In an old volume of Shakespeare’s works he bought for his bride in 1949 “B.C.” (Before Children), he inscribed this: “A gift to mark the most important occasion: a day: un-marked and uncelebrated. It represents the truly important.”

At the other end of this energy spectrum was History. His mental Time Map was marked by ideas that squeezed themselves into channels like a great river system – with headwaters in the 17th and 18th centuries, joining together: democracy; free press; the profit motive; checks and balances. He taught students to see these in newspaper stories.
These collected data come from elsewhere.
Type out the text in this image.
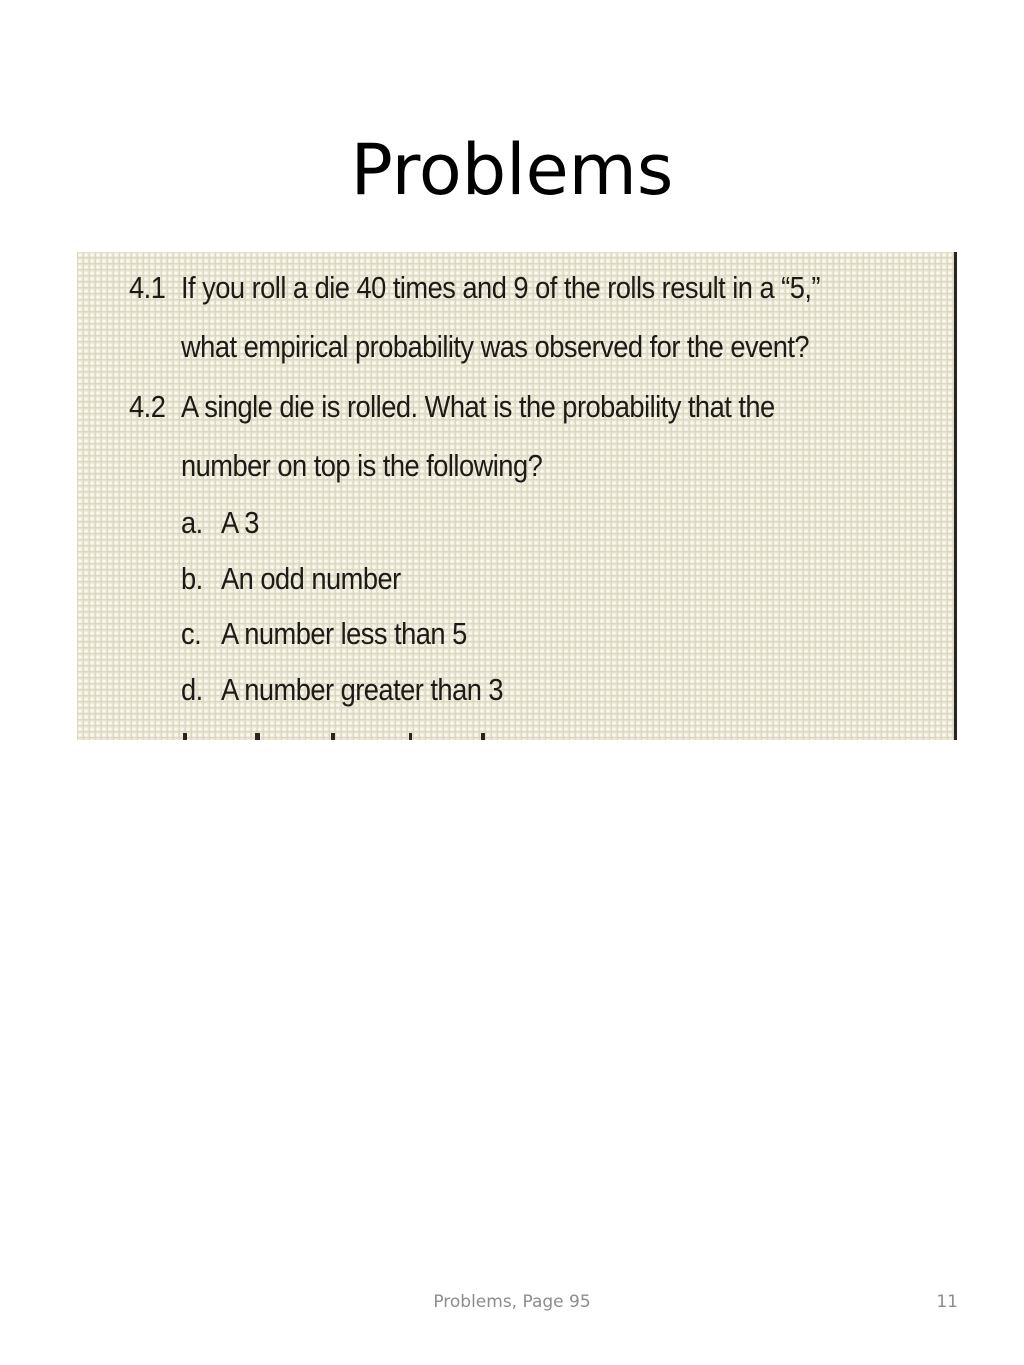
Problems
4.1 If you roll a die 40 times and 9 of the rolls result in a “5,”
what empirical probability was observed for the event?
4.2 A single die is rolled. What is the probability that the
number on top is the following?
a. A 3
b. An odd number
c. A number less than 5
d. A number greater than 3
Problems, Page 95	11
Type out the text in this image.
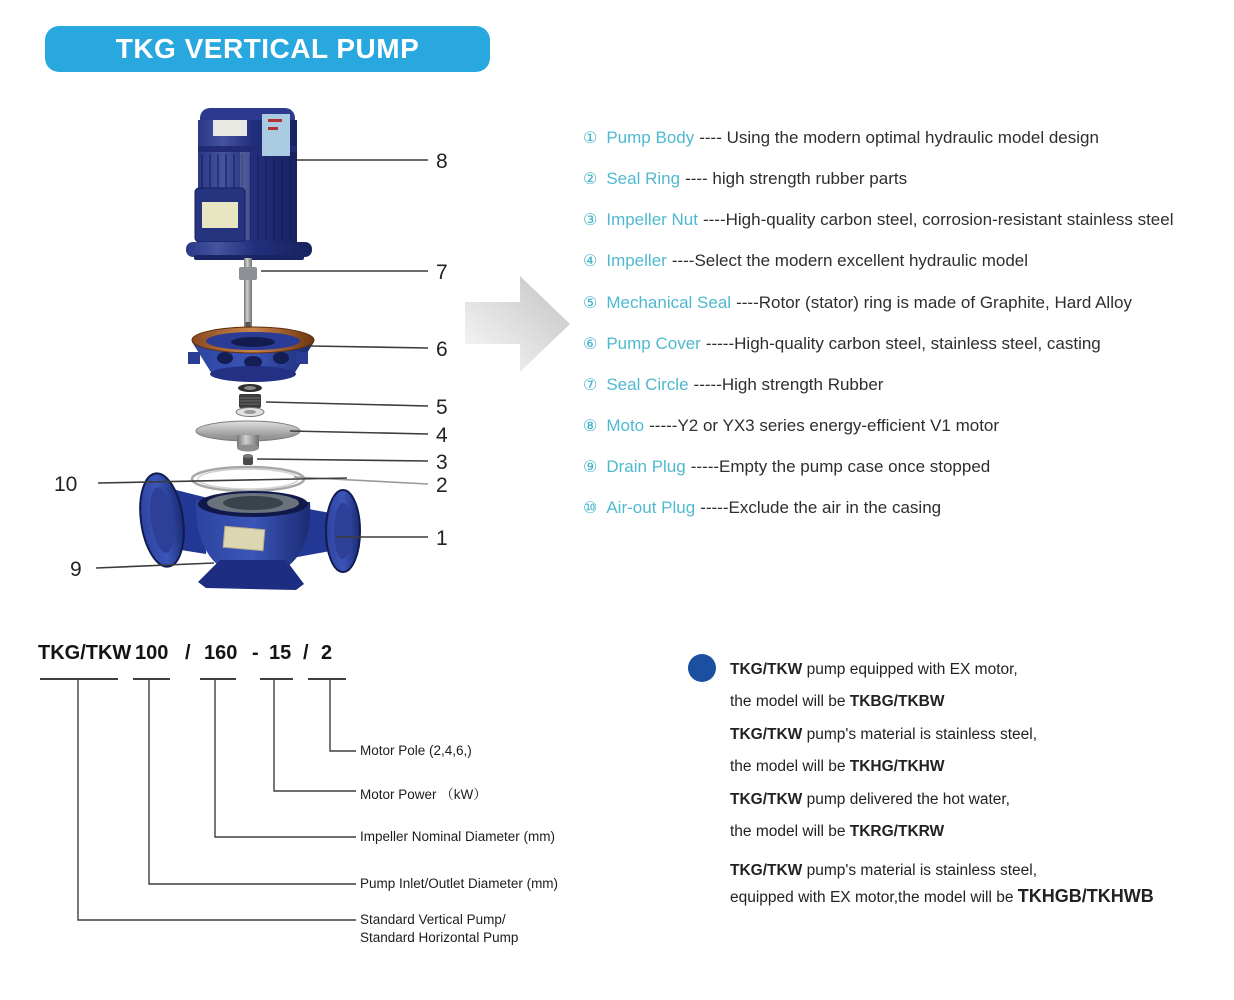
TKG VERTICAL PUMP
8
7
6
5
4
3
2
1
10
9
① Pump Body ---- Using the modern optimal hydraulic model design
② Seal Ring ---- high strength rubber parts
③ Impeller Nut ----High-quality carbon steel, corrosion-resistant stainless steel
④ Impeller ----Select the modern excellent hydraulic model
⑤ Mechanical Seal ----Rotor (stator) ring is made of Graphite, Hard Alloy
⑥ Pump Cover -----High-quality carbon steel, stainless steel, casting
⑦ Seal Circle -----High strength Rubber
⑧ Moto -----Y2 or YX3 series energy-efficient V1 motor
⑨ Drain Plug -----Empty the pump case once stopped
⑩ Air-out Plug -----Exclude the air in the casing
TKG/TKW 100 / 160 - 15 / 2
Motor Pole (2,4,6,)
Motor Power （kW）
Impeller Nominal Diameter (mm)
Pump Inlet/Outlet Diameter (mm)
Standard Vertical Pump/
Standard Horizontal Pump
TKG/TKW pump equipped with EX motor,
the model will be TKBG/TKBW
TKG/TKW pump's material is stainless steel,
the model will be TKHG/TKHW
TKG/TKW pump delivered the hot water,
the model will be TKRG/TKRW
TKG/TKW pump's material is stainless steel,
equipped with EX motor,the model will be TKHGB/TKHWB
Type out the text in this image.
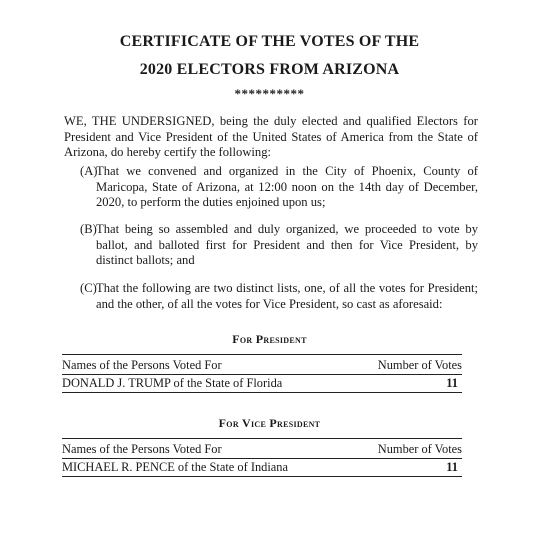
CERTIFICATE OF THE VOTES OF THE
2020 ELECTORS FROM ARIZONA
**********
WE, THE UNDERSIGNED, being the duly elected and qualified Electors for President and Vice President of the United States of America from the State of Arizona, do hereby certify the following:
(A)
That we convened and organized in the City of Phoenix, County of Maricopa, State of Arizona, at 12:00 noon on the 14th day of December, 2020, to perform the duties enjoined upon us;
(B) That being so assembled and duly organized, we proceeded to vote by ballot, and balloted first for President and then for Vice President, by distinct ballots; and
(C) That the following are two distinct lists, one, of all the votes for President; and the other, of all the votes for Vice President, so cast as aforesaid:
For President
Names of the Persons Voted For	Number of Votes
DONALD J. TRUMP of the State of Florida	11
For Vice President
Names of the Persons Voted For	Number of Votes
MICHAEL R. PENCE of the State of Indiana	11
In his lucky career with Newsweek, he saw this great force of history face to face in the Civil Rights Movement, and bore witness to it in his lyrical Southern voice.

And throughout this scale of frequencies, tinted with colors from one end to the other, the way a rainbow registers all colors without a clear boundary between them, there was his love of Embo, matched with rare chemistry by her love from him, and of family, of generations – of forbears and children and grandchildren. And on outward it went, to every wayward character he encountered in his worlds.

This was the Kingdom of God within him. His excited imagination behind those blue eyes could see it reflected even on a Sunday morning in any great sermon full of personal drama, or in the very space above the people in church, up to the rafters. He told me after church once in recent years that he could feel the presence of something in the very air above the people, a presence like love itself.